Sunday, January 03, 2010

The Arguments FOR Torture Continue To Be Made.

The justifications of the Cheney/Bush torture regime continue, with Marc Thiessen arguing that it would be prudent to torture Abdulmutallab:

It likely would not be necessary to use the waterboard to get Abdulmutallab to talk — only three terrorists underwent it and only 30 had any enhanced techniques used at all. But the vast majority of Americans have it right: You don’t put an enemy combatant who just committed an act of war into the criminal-justice system — and you certainly don’t give him a lawyer and tell him, “You have the right to remain silent.” You make him tell you what he knows so you can prevent new attacks.
Let's leave aside the fact that the Bush regime put Richard Reid "into the criminal justice system" and achieved a successful prosecution, and let's question whether or not torturing a suspect would result in him telling you "what he knows so you can prevent new attacks".

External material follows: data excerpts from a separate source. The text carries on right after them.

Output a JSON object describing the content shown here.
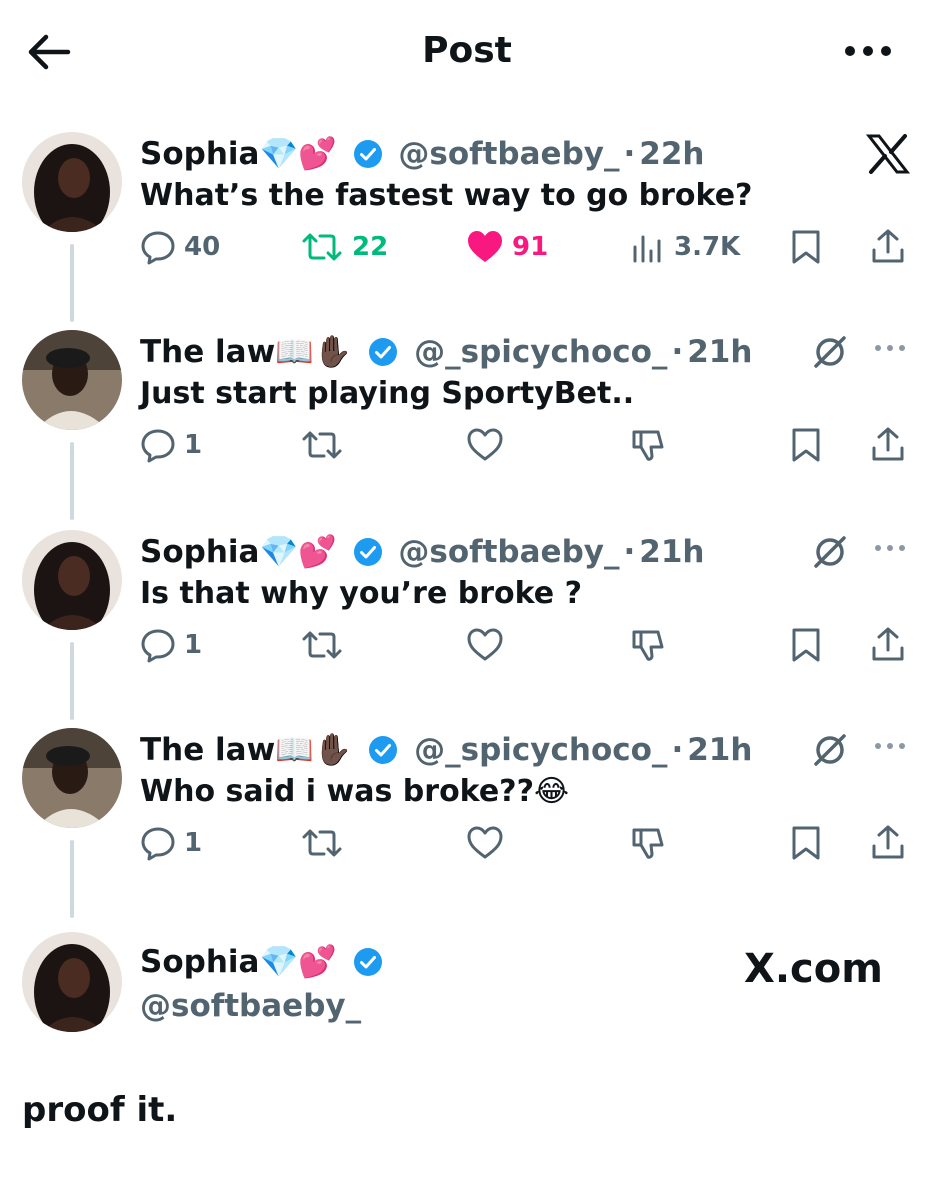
{
  "header": {
    "title": "Post"
  },
  "colors": {
    "text": "#0f1419",
    "secondary": "#536471",
    "verified": "#1d9bf0",
    "retweet": "#00ba7c",
    "like": "#f91880",
    "line": "#cfd9de"
  },
  "tweets": [
    {
      "name": "Sophia",
      "emojis": [
        "💎",
        "💕"
      ],
      "handle": "@softbaeby_",
      "time": "22h",
      "text": "What’s the fastest way to go broke?",
      "replies": "40",
      "retweets": "22",
      "likes": "91",
      "views": "3.7K",
      "liked": true,
      "retweeted": true,
      "icon_right": "x-logo-icon"
    },
    {
      "name": "The law",
      "emojis": [
        "📖",
        "✋🏿"
      ],
      "handle": "@_spicychoco_",
      "time": "21h",
      "text": "Just start playing SportyBet..",
      "replies": "1",
      "icon_right": "grok-icon"
    },
    {
      "name": "Sophia",
      "emojis": [
        "💎",
        "💕"
      ],
      "handle": "@softbaeby_",
      "time": "21h",
      "text": "Is that why you’re broke ?",
      "replies": "1",
      "icon_right": "grok-icon"
    },
    {
      "name": "The law",
      "emojis": [
        "📖",
        "✋🏿"
      ],
      "handle": "@_spicychoco_",
      "time": "21h",
      "text": "Who said i was broke??",
      "text_emoji": "😂",
      "replies": "1",
      "icon_right": "grok-icon"
    }
  ],
  "profile_card": {
    "name": "Sophia",
    "emojis": [
      "💎",
      "💕"
    ],
    "handle": "@softbaeby_",
    "site": "X.com"
  },
  "caption": "proof it."
}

The chances are that anyone tortured will tell you what he thinks you want to hear to make the torture stop. There is no guarantee that he will tell you the truth.

And, indeed, you can "make him tell you" almost anything. Which I would argue renders the entire practice worse than useless from an intelligence perspective.

And that's before one gets into the obvious immorality of arguing for torture.

But, as I touched upon here, this rewriting of the legacy of the Bush years is now becoming almost a cottage industry.

I find it simply appalling that there are certain right wingers who are unashamedly arguing for war crimes to be committed. And yet, in order to defend that actions of the Bush administration, that is what they are left doing.